A modern platform for Belgian KBO (Crossroads Bank for Enterprises) Open Data with temporal tracking, efficient storage, and an admin interface.
NewAgeKBO provides a complete solution for working with Belgian company registry data:
- Browse & Search - Find enterprises by name, number, or activity code
- Temporal Navigation - View enterprise data at any point in time
- Automated Imports - Daily updates from KBO Open Data portal
- Data Export - Generate filtered datasets (VAT entities, sector analysis)
- Multi-Language - Full support for Dutch, French, and German
- Database statistics and health monitoring
- Import job tracking with progress indicators
- Export job management with download links
- Full-text search across 1.9M Belgian enterprises
- Detailed view with all related data:
- Denominations (legal names, commercial names)
- Addresses (registered office, branches)
- Activities (NACE codes with descriptions)
- Contacts (phone, email, website)
- Establishments (physical locations)
- Historical snapshots with temporal navigation
- Durable import workflows (survives failures/restarts)
- Batched processing for large datasets
- Automatic primary name resolution
- 24-month data retention with cleanup
| Component | Technology |
|---|---|
| Framework | Next.js |
| Language | TypeScript |
| Database | Motherduck (hosted DuckDB) |
| Auth | Clerk |
| Workflows | Restate SDK |
| UI | TailwindCSS, shadcn/ui |
| Deployment | Vercel |
flowchart TB
subgraph Vercel["Vercel (Runtime)"]
NextJS["Next.js App"]
AdminUI["Admin Dashboard"]
API["API Routes"]
end
subgraph Restate["Restate (Durable Workflows)"]

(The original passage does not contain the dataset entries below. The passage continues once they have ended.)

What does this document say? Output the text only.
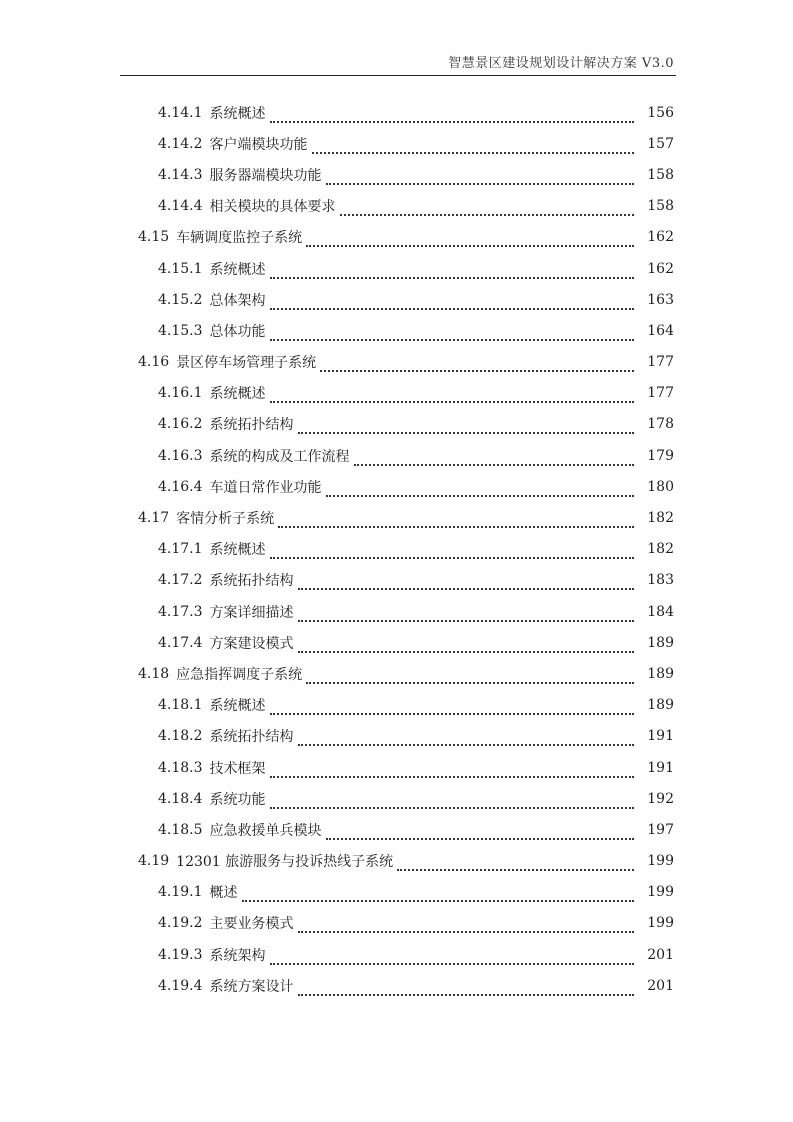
智慧景区建设规划设计解决方案 V3.0
4.14.1 系统概述	156
4.14.2 客户端模块功能	157
4.14.3 服务器端模块功能	158
4.14.4 相关模块的具体要求	158
4.15 车辆调度监控子系统	162
4.15.1 系统概述	162
4.15.2 总体架构	163
4.15.3 总体功能	164
4.16 景区停车场管理子系统	177
4.16.1 系统概述	177
4.16.2 系统拓扑结构	178
4.16.3 系统的构成及工作流程	179
4.16.4 车道日常作业功能	180
4.17 客情分析子系统	182
4.17.1 系统概述	182
4.17.2 系统拓扑结构	183
4.17.3 方案详细描述	184
4.17.4 方案建设模式	189
4.18 应急指挥调度子系统	189
4.18.1 系统概述	189
4.18.2 系统拓扑结构	191
4.18.3 技术框架	191
4.18.4 系统功能	192
4.18.5 应急救援单兵模块	197
4.19 12301 旅游服务与投诉热线子系统	199
4.19.1 概述	199
4.19.2 主要业务模式	199
4.19.3 系统架构	201
4.19.4 系统方案设计	201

ImportWorkflow["Import Workflow"]
State["Checkpoints & Progress"]
end
subgraph External["External Services"]
KBO["KBO Open Data Portal"]
Clerk["Clerk Auth"]
end
subgraph Motherduck["Motherduck (Database)"]
Data[("Enterprises 1.9M<br/>Activities 36M<br/>+ temporal history")]
end
User((Admin)) --> Clerk
Clerk --> NextJS
NextJS --> AdminUI
AdminUI --> API
API <-->|"Query/Search"| Motherduck
AdminUI -->|"Start Import"| ImportWorkflow
ImportWorkflow -->|"1. Download ZIP"| KBO
ImportWorkflow <-->|"2. Checkpoint"| State
ImportWorkflow -->|"3. Transform & Load"| Motherduck
State -->|"Progress Updates"| API
- Authentication - Admin users sign in via Clerk to access the dashboard
- Data Browsing - API routes query Motherduck for enterprise search, details, and temporal navigation
- Import Workflow - Admin triggers import from UI, Restate orchestrates:
- Download ZIP from KBO portal (with credentials)
- Parse CSV files and transform data
- Batch insert into Motherduck with temporal tracking
- Checkpoint progress for fault tolerance
- Durable Execution - Restate ensures imports survive failures and can resume from last checkpoint
- Node.js
- Motherduck account (motherduck.com)
- Clerk account (clerk.com)
- KBO Open Data credentials (kbopub.economie.fgov.be)
# Clone repository
git clone https://github.com/yourusername/NewAgeKBO.git
cd NewAgeKBO
# Install dependencies
npm install
# Configure environment
cp .env.example .env.local
# Edit .env.local with your credentials# Motherduck
MOTHERDUCK_TOKEN=your_token
MOTHERDUCK_DATABASE=newagekbo
# Clerk Authentication
CLERK_SECRET_KEY=sk_...
NEXT_PUBLIC_CLERK_PUBLISHABLE_KEY=pk_...
# KBO Portal (for imports)
KBO_USERNAME=your_username
KBO_PASSWORD=your_password
# Restate (local development)
RESTATE_INGRESS_URL=http://localhost:8080# Create schema
npx tsx scripts/create-schema.ts
# Verify schema
npx tsx scripts/verify-schema.ts
# Initial import (requires KBO data files)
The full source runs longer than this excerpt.